Nye Hall welcomes students back to campus

It was more than a year ago when a boiler malfunction caused an explosion inside Argenta Hall in July 2019, severely damaging both Argenta and Nye Halls. Now, after months of construction, Nye Hall opened its doors to students once again with the start of the Fall 2020 semester.

Nye Hall remodeled entrance
Nye Hall reopened to students this semester, after the July 5, 2019 boiler malfunction that damaged both Nye and Argenta Halls. Photo by Theresa Danna.

Things looks a little different, of course, and it’s not just because of the rebuilding efforts.
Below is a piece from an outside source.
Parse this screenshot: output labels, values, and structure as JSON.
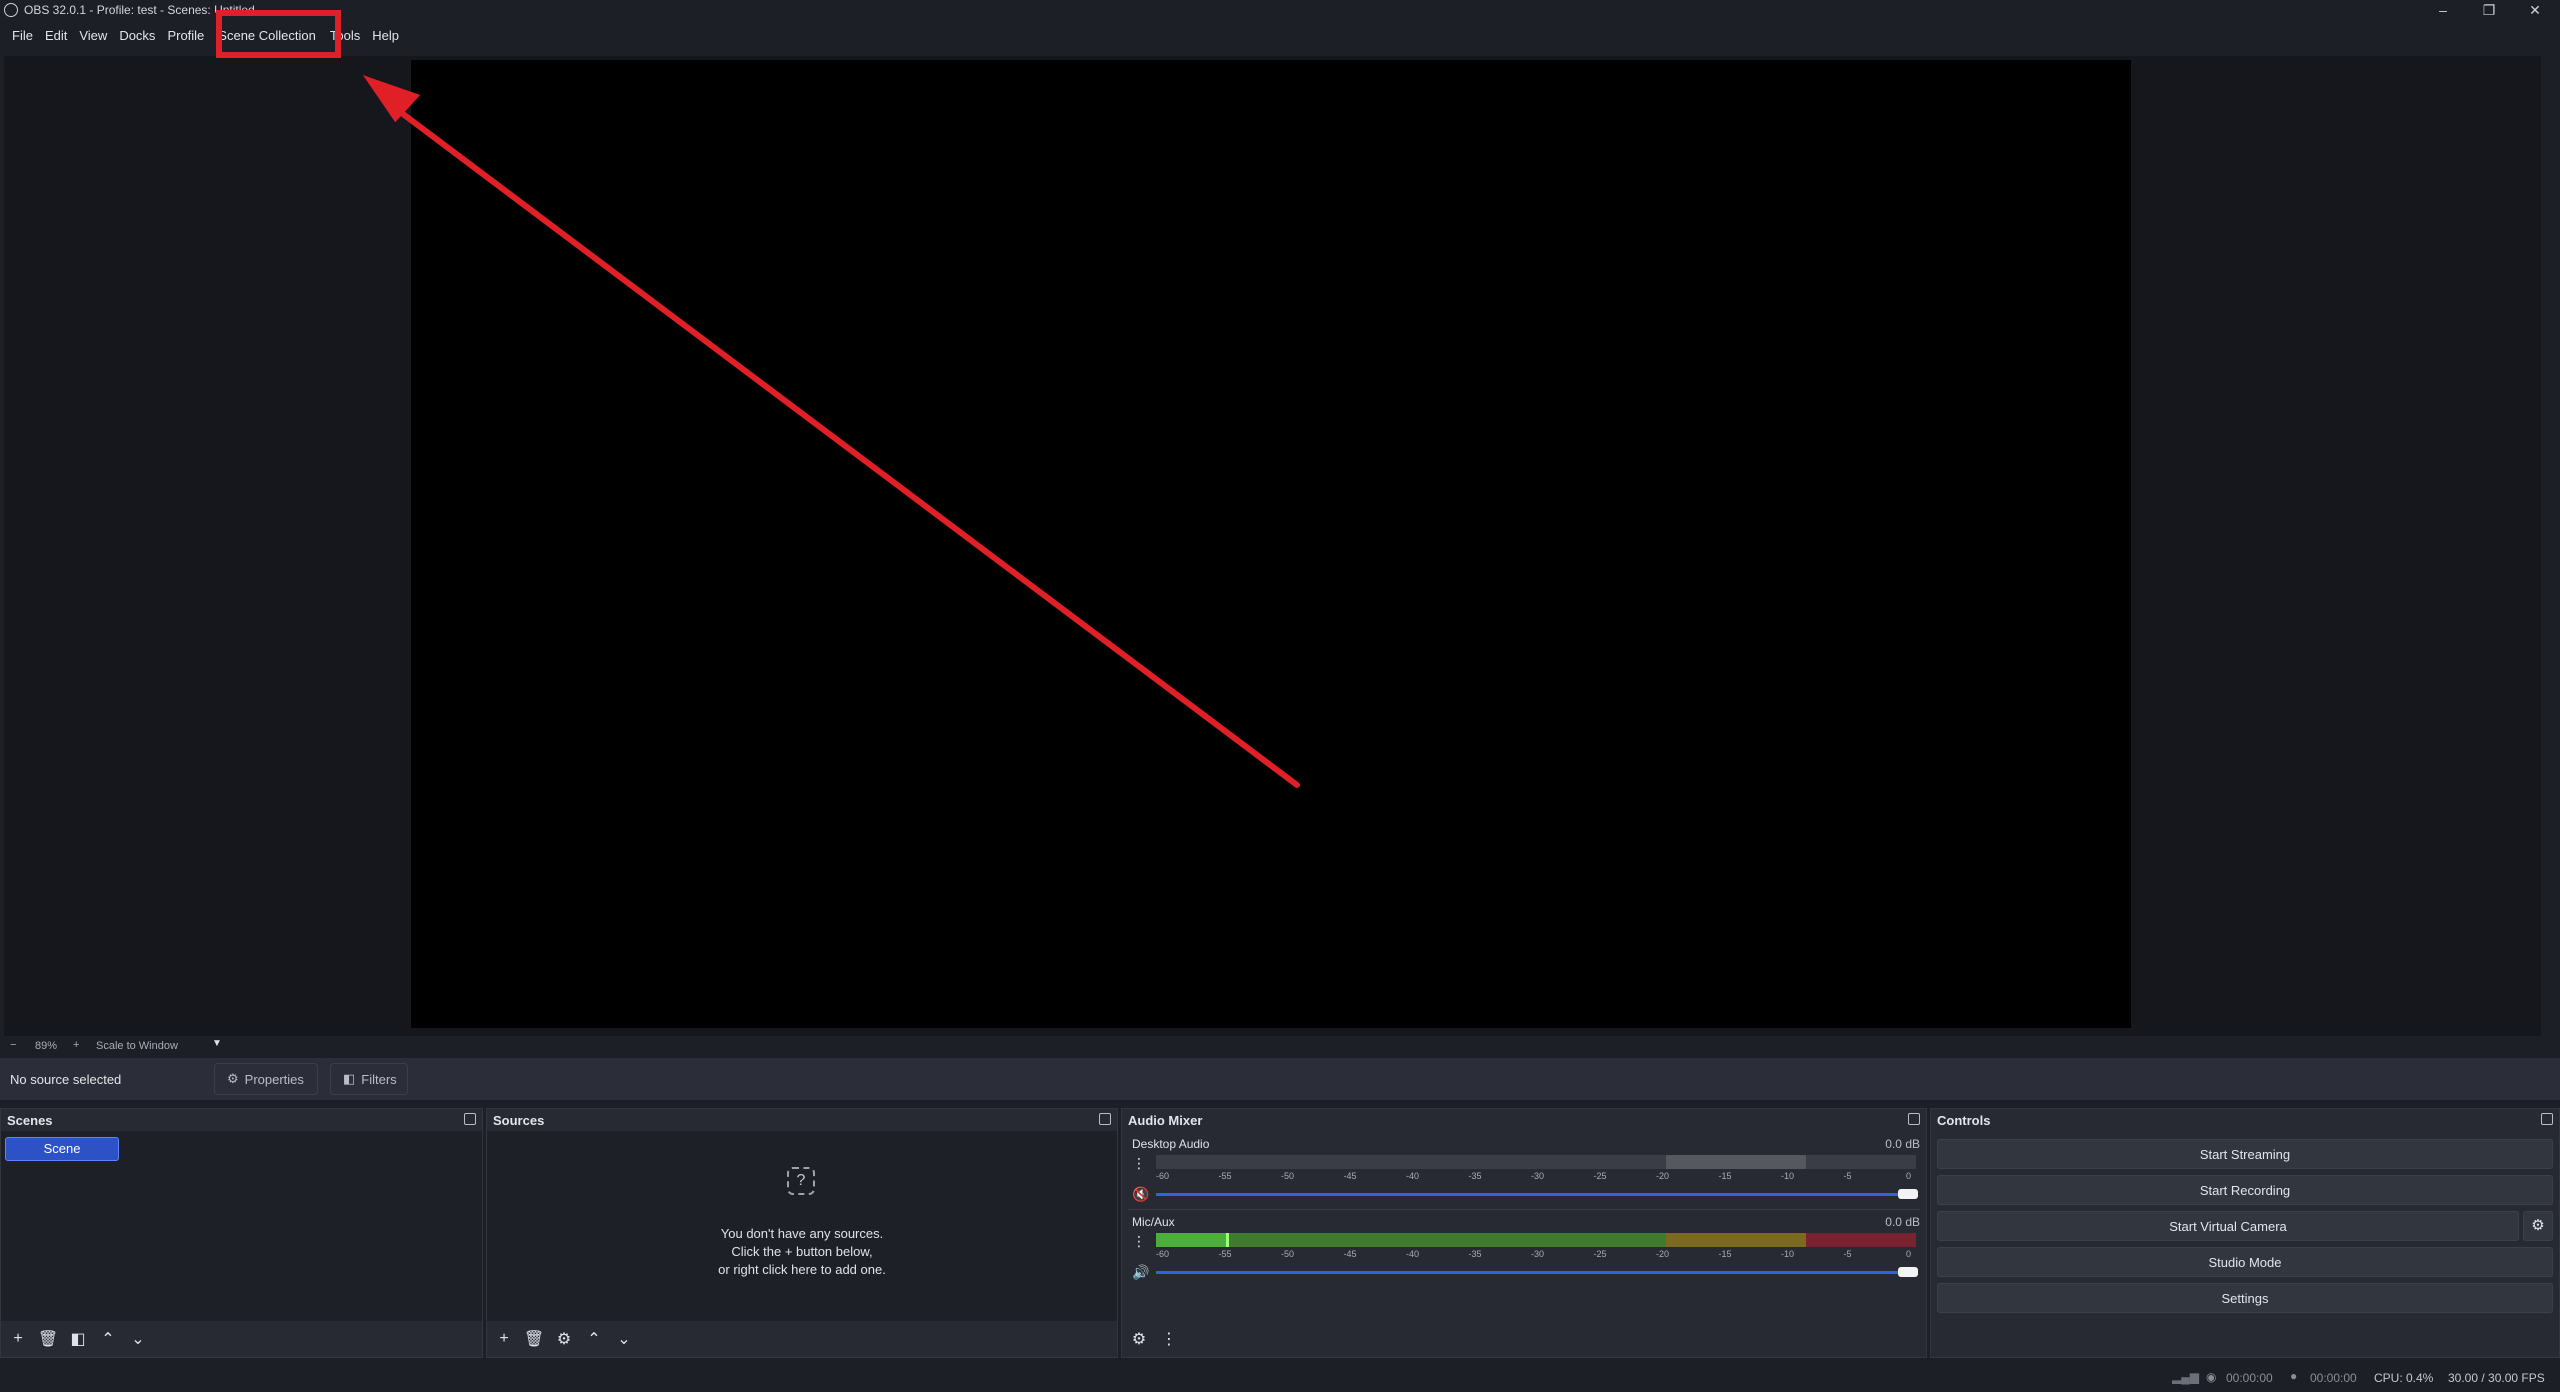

Nye Hall has the ability to house more than 500 students, and many protocols have been put in place to keep these students healthy with the ongoing issues caused by COVID-19,  including reducing the density of the students living in the hall, routine use of disinfectants on all high-touch surfaces and hand sanitizing stations  on  all  floors.  The  front  desks  have glass partitions to separate residents and staffers, and furniture in shared spaces has been removed to meet social distancing guidelines.

A new entry and lobby now greet students as they enter Nye Hall, creating a fresh new environment that welcomes students into their new Wolf Pack home.

“I’m so impressed by the efforts that our students, faculty and staff have put into making our campus and our region a safe place to work and live,” said President Johnson. “It’s through their strength and perseverance that we will continue to create a positive impact within our community and lift each other up.”